Daftar Kecamatan yang Masuk dalam Wacana Pemekaran Garut Selatan:

Banjarwangi
Bungbulang
Caringin
Cibalong
Cihurip
Cikelet
Cisewu
Cisompet
Mekarmukti
Pakenjeng
Pemulihan
Pameungpeuk
Peundeuy
Singajaya
Talegong

Jika rencana ini direalisasikan, maka Calon Kabupaten Garut Selatan akan memiliki luas sekitar 1.804,67 kilometer persegi, mencakup wilayah pesisir selatan dan pegunungan, yang selama ini masih menghadapi ketimpangan dalam akses infrastruktur, layanan kesehatan, pendidikan, dan ekonomi.

Dorongan dari Masyarakat dan Tokoh Lokal

Presidium Pembentukan Kabupaten Garut Selatan, yang terdiri dari sejumlah tokoh masyarakat, mantan pejabat, akademisi, dan aktivis pembangunan daerah, terus melakukan konsolidasi serta pendekatan politik dengan berbagai pihak.

Mereka menilai pemekaran adalah solusi konkret untuk menjawab permasalahan kesenjangan pembangunan antara wilayah utara dan selatan Garut yang sudah berlangsung selama puluhan tahun.

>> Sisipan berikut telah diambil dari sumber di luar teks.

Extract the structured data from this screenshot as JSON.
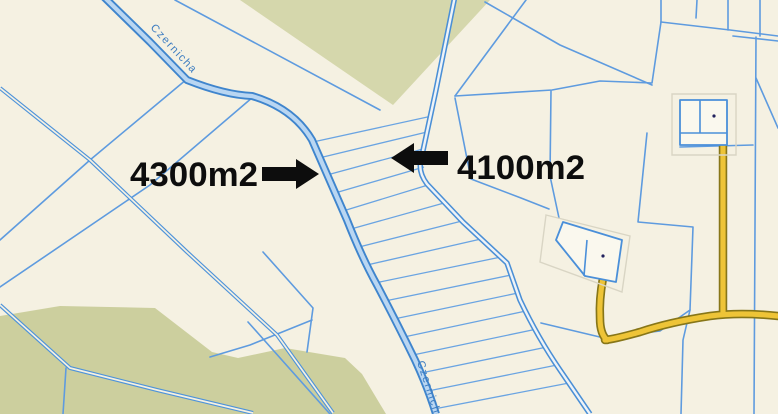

“Ini bukan soal ambisi, tapi soal keadilan wilayah. Sudah terlalu lama wilayah selatan Garut hanya jadi penonton. Dengan adanya kabupaten sendiri, kita bisa fokus membangun sesuai potensi dan kebutuhan masyarakat lokal,” ujar salah satu tokoh presidium dalam forum dialog publik. Minggu, (22/06/2025).

Dukungan Pemerintah Daerah dan Langkah Politik

Pemerintah Kabupaten Garut sendiri, dalam beberapa kesempatan, menyatakan tidak keberatan dengan gagasan pemekaran selama dilakukan sesuai prosedur perundang-undangan.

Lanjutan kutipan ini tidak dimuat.